Hay, sin embargo, un hecho que ha pasado más desapercibido. Otros insignes personajes que participaron en el dislate fueron: un tal Manel Fuentes, que actuó de presentador, un tal Andreu Buenafuente -ambos, casualmente, son o han sido destacados showmen de Atresmedia- y, el que más sorprende a tenor de sus últimas y sensatas declaraciones antiseparatistas, Joan Manuel Serrat, quienes participaron activamente en el esperpento.

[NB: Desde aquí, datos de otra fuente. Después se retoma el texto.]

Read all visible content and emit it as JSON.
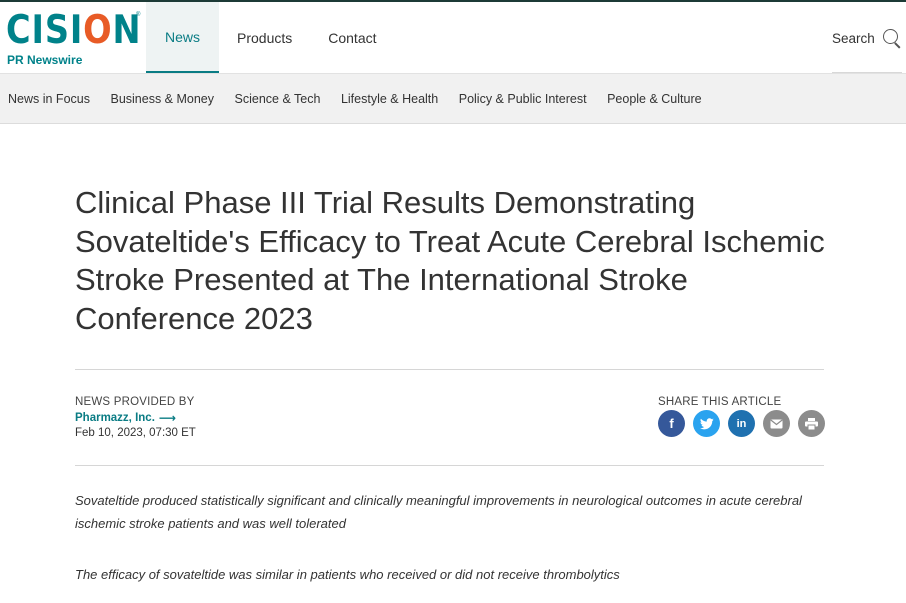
{
  "brand": {
    "wordmark_start": "CISI",
    "wordmark_o": "O",
    "wordmark_end": "N",
    "registered": "®",
    "subtitle": "PR Newswire"
  },
  "main_nav": [
    {
      "label": "News",
      "active": true
    },
    {
      "label": "Products",
      "active": false
    },
    {
      "label": "Contact",
      "active": false
    }
  ],
  "search": {
    "label": "Search",
    "icon": "magnifier-icon"
  },
  "sub_nav": [
    "News in Focus",
    "Business & Money",
    "Science & Tech",
    "Lifestyle & Health",
    "Policy & Public Interest",
    "People & Culture"
  ],
  "article": {
    "headline": "Clinical Phase III Trial Results Demonstrating Sovateltide's Efficacy to Treat Acute Cerebral Ischemic Stroke Presented at The International Stroke Conference 2023",
    "provided_by_label": "NEWS PROVIDED BY",
    "provider": "Pharmazz, Inc.",
    "provider_arrow": "⟶",
    "date": "Feb 10, 2023, 07:30 ET",
    "share_label": "SHARE THIS ARTICLE",
    "share_icons": [
      {
        "name": "facebook-icon",
        "glyph": "f"
      },
      {
        "name": "twitter-icon",
        "glyph": ""
      },
      {
        "name": "linkedin-icon",
        "glyph": "in"
      },
      {
        "name": "email-icon",
        "glyph": ""
      },
      {
        "name": "print-icon",
        "glyph": ""
      }
    ],
    "summary": [
      "Sovateltide produced statistically significant and clinically meaningful improvements in neurological outcomes in acute cerebral ischemic stroke patients and was well tolerated",
      "The efficacy of sovateltide was similar in patients who received or did not receive thrombolytics"
    ]
  },
  "colors": {
    "brand_teal": "#00828a",
    "brand_orange": "#e85b26",
    "facebook": "#35589a",
    "twitter": "#2aa3ef",
    "linkedin": "#1f71b0",
    "grey_icon": "#8c8c8c"
  }
}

Pueden alegar, en su descargo, que no conocían la falacia que iba a regurgitar su anfitriona, pero sí sabían perfectamente que quien a mal árbol se arrima mala leche le cobija ¿Pretenderán decir que ignoraban -como el 99% de los españoles- quién fue el Almirante Cervera? No lo creo, pero eso no les justifica en modo alguno, pues a buen seguro se informarían de a lo que iban y, desde luego, sabían lo que se podían encontrar conociendo el paño; no fueron engañados creyendo que se trataba de apartar a algún personaje de la guerra civil (ignorantia legis neminem excusat). Y lo que, desde luego sí pretendían, y con pleno conocimiento, era seguir faltandonos al respeto a los españoles de bien, con la excusa de dar realce a la figura de un señor cuyo único mérito fue, repito, ofendernos a todos, en nombre de una supuesta y manida libertad de expresión, concepto que ellos ni compartirían ni respetarían si alguien tuviese la peregrina idea de injuriar, por ejemplo, a Cataluña y a los catalanes. Desprecio para todos.